Bruyere has restricted visitor access during the COVID-19 pandemic. Manon Clement, who’s managing the screening at Bruyere, says “screening is important for the safety of our patients, and the safety of our staff.”

“Ninety per cent of the people are extremely happy with the application; it’s quicker and more user friendly.”    

The app cuts down on wait times at the door, previously caused by using a paper form to screen anyone coming into the facility, 

“Staff were seeing 45 minutes waiting outside in line, in the cold, in the rain, in the snow waiting to go out to screening,” said Clement.

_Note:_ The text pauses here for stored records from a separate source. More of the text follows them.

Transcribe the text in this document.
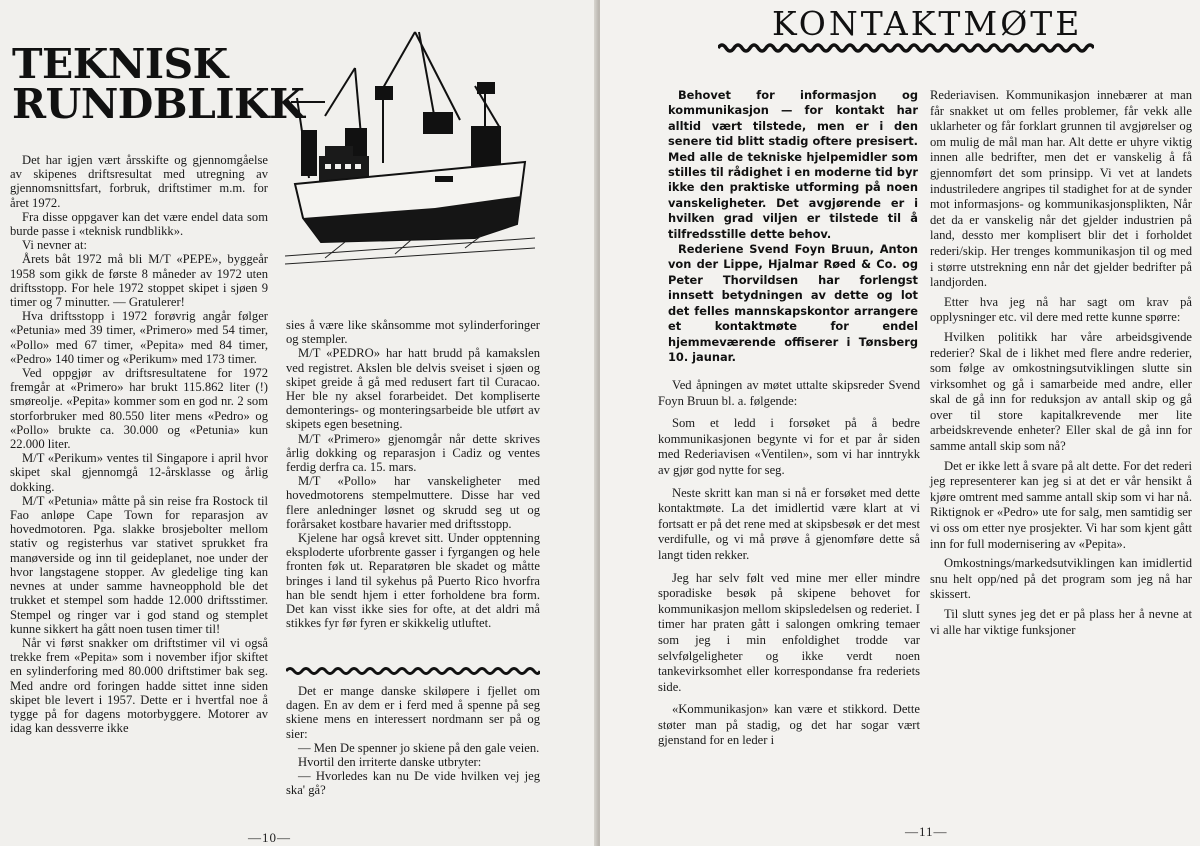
TEKNISK
RUNDBLIKK

Det har igjen vært årsskifte og gjennomgåelse av skipenes driftsresultat med utregning av gjennomsnittsfart, forbruk, driftstimer m.m. for året 1972.

Fra disse oppgaver kan det være endel data som burde passe i «teknisk rundblikk».

Vi nevner at:

Årets båt 1972 må bli M/T «PEPE», byggeår 1958 som gikk de første 8 måneder av 1972 uten driftsstopp. For hele 1972 stoppet skipet i sjøen 9 timer og 7 minutter. — Gratulerer!

Hva driftsstopp i 1972 forøvrig angår følger «Petunia» med 39 timer, «Primero» med 54 timer, «Pollo» med 67 timer, «Pepita» med 84 timer, «Pedro» 140 timer og «Perikum» med 173 timer.

Ved oppgjør av driftsresultatene for 1972 fremgår at «Primero» har brukt 115.862 liter (!) smøreolje. «Pepita» kommer som en god nr. 2 som storforbruker med 80.550 liter mens «Pedro» og «Pollo» brukte ca. 30.000 og «Petunia» kun 22.000 liter.

M/T «Perikum» ventes til Singapore i april hvor skipet skal gjennomgå 12-årsklasse og årlig dokking.

M/T «Petunia» måtte på sin reise fra Rostock til Fao anløpe Cape Town for reparasjon av hovedmotoren. Pga. slakke brosjebolter mellom stativ og registerhus var stativet sprukket fra manøverside og inn til geideplanet, noe under der hvor langstagene stopper. Av gledelige ting kan nevnes at under samme havneopphold ble det trukket et stempel som hadde 12.000 driftsstimer. Stempel og ringer var i god stand og stemplet kunne sikkert ha gått noen tusen timer til!

Når vi først snakker om driftstimer vil vi også trekke frem «Pepita» som i november ifjor skiftet en sylinderforing med 80.000 driftstimer bak seg. Med andre ord foringen hadde sittet inne siden skipet ble levert i 1957. Dette er i hvertfal noe å tygge på for dagens motorbyggere. Motorer av idag kan dessverre ikke

sies å være like skånsomme mot sylinderforinger og stempler.

M/T «PEDRO» har hatt brudd på kamakslen ved registret. Akslen ble delvis sveiset i sjøen og skipet greide å gå med redusert fart til Curacao. Her ble ny aksel forarbeidet. Det kompliserte demonterings- og monteringsarbeide ble utført av skipets egen besetning.

M/T «Primero» gjenomgår når dette skrives årlig dokking og reparasjon i Cadiz og ventes ferdig derfra ca. 15. mars.

M/T «Pollo» har vanskeligheter med hovedmotorens stempelmuttere. Disse har ved flere anledninger løsnet og skrudd seg ut og forårsaket kostbare havarier med driftsstopp.

Kjelene har også krevet sitt. Under opptenning eksploderte uforbrente gasser i fyrgangen og hele fronten føk ut. Reparatøren ble skadet og måtte bringes i land til sykehus på Puerto Rico hvorfra han ble sendt hjem i etter forholdene bra form. Det kan visst ikke sies for ofte, at det aldri må stikkes fyr før fyren er skikkelig utluftet.

Det er mange danske skiløpere i fjellet om dagen. En av dem er i ferd med å spenne på seg skiene mens en interessert nordmann ser på og sier:

— Men De spenner jo skiene på den gale veien.

Hvortil den irriterte danske utbryter:

— Hvorledes kan nu De vide hvilken vej jeg ska' gå?

—10—
KONTAKTMØTE

Behovet for informasjon og kommunikasjon — for kontakt har alltid vært tilstede, men er i den senere tid blitt stadig oftere presisert. Med alle de tekniske hjelpemidler som stilles til rådighet i en moderne tid byr ikke den praktiske utforming på noen vanskeligheter. Det avgjørende er i hvilken grad viljen er tilstede til å tilfredsstille dette behov.

Rederiene Svend Foyn Bruun, Anton von der Lippe, Hjalmar Røed & Co. og Peter Thorvildsen har forlengst innsett betydningen av dette og lot det felles mannskapskontor arrangere et kontaktmøte for endel hjemmeværende offiserer i Tønsberg 10. jaunar.

Ved åpningen av møtet uttalte skipsreder Svend Foyn Bruun bl. a. følgende:

Som et ledd i forsøket på å bedre kommunikasjonen begynte vi for et par år siden med Rederiavisen «Ventilen», som vi har inntrykk av gjør god nytte for seg.

Neste skritt kan man si nå er forsøket med dette kontaktmøte. La det imidlertid være klart at vi fortsatt er på det rene med at skipsbesøk er det mest verdifulle, og vi må prøve å gjenomføre dette så langt tiden rekker.

Jeg har selv følt ved mine mer eller mindre sporadiske besøk på skipene behovet for kommunikasjon mellom skipsledelsen og rederiet. I timer har praten gått i salongen omkring temaer som jeg i min enfoldighet trodde var selvfølgeligheter og ikke verdt noen tankevirksomhet eller korrespondanse fra rederiets side.

«Kommunikasjon» kan være et stikkord. Dette støter man på stadig, og det har sogar vært gjenstand for en leder i

Rederiavisen. Kommunikasjon innebærer at man får snakket ut om felles problemer, får vekk alle uklarheter og får forklart grunnen til avgjørelser og om mulig de mål man har. Alt dette er uhyre viktig innen alle bedrifter, men det er vanskelig å få gjennomført det som prinsipp. Vi vet at landets industriledere angripes til stadighet for at de synder mot informasjons- og kommunikasjonsplikten, Når det da er vanskelig når det gjelder industrien på land, dessto mer komplisert blir det i forholdet rederi/skip. Her trenges kommunikasjon til og med i større utstrekning enn når det gjelder bedrifter på landjorden.

Etter hva jeg nå har sagt om krav på opplysninger etc. vil dere med rette kunne spørre:

Hvilken politikk har våre arbeidsgivende rederier? Skal de i likhet med flere andre rederier, som følge av omkostningsutviklingen slutte sin virksomhet og gå i samarbeide med andre, eller skal de gå inn for reduksjon av antall skip og gå over til store kapitalkrevende mer lite arbeidskrevende enheter? Eller skal de gå inn for samme antall skip som nå?

Det er ikke lett å svare på alt dette. For det rederi jeg representerer kan jeg si at det er vår hensikt å kjøre omtrent med samme antall skip som vi har nå. Riktignok er «Pedro» ute for salg, men samtidig ser vi oss om etter nye prosjekter. Vi har som kjent gått inn for full modernisering av «Pepita».

Omkostnings/markedsutviklingen kan imidlertid snu helt opp/ned på det program som jeg nå har skissert.

Til slutt synes jeg det er på plass her å nevne at vi alle har viktige funksjoner

—11—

Staff are pleased with the new process to be screened and enter the facility. Mario DaPonte is the Clinical Manager, Palliative Care at Bruyere:

“It evolved from a paper based, long time-consuming - used to slow things down and create line-ups, to one that’s electronic now”

How does it work?

The app asks yes or no questions, such as: “Fever?”; “New or worsening cough?”; “Have you travelled internationally?”

Once answers are entered, the software will display a green, yellow, or red screen.

“It’s colour coded now, green meaning that you passed and you’re ready to go, yellow means that you can still pass - but with some precaution such a mask, and red means that you fail and you need to follow up with occupational health,” said Clement.

The app leave no room for confusion.

LeDain says he expects the app to be rolled out across Canada in the coming weeks, and not just at hospitals.

“Long-term care facility owners, managers, other hospitals who are looking to stream line this process, as well as airports and factory locations where even though it’s non-health care, the workers still need to work in close proximity to one-another, and they want to mitigate the risk up front for any potential spread.”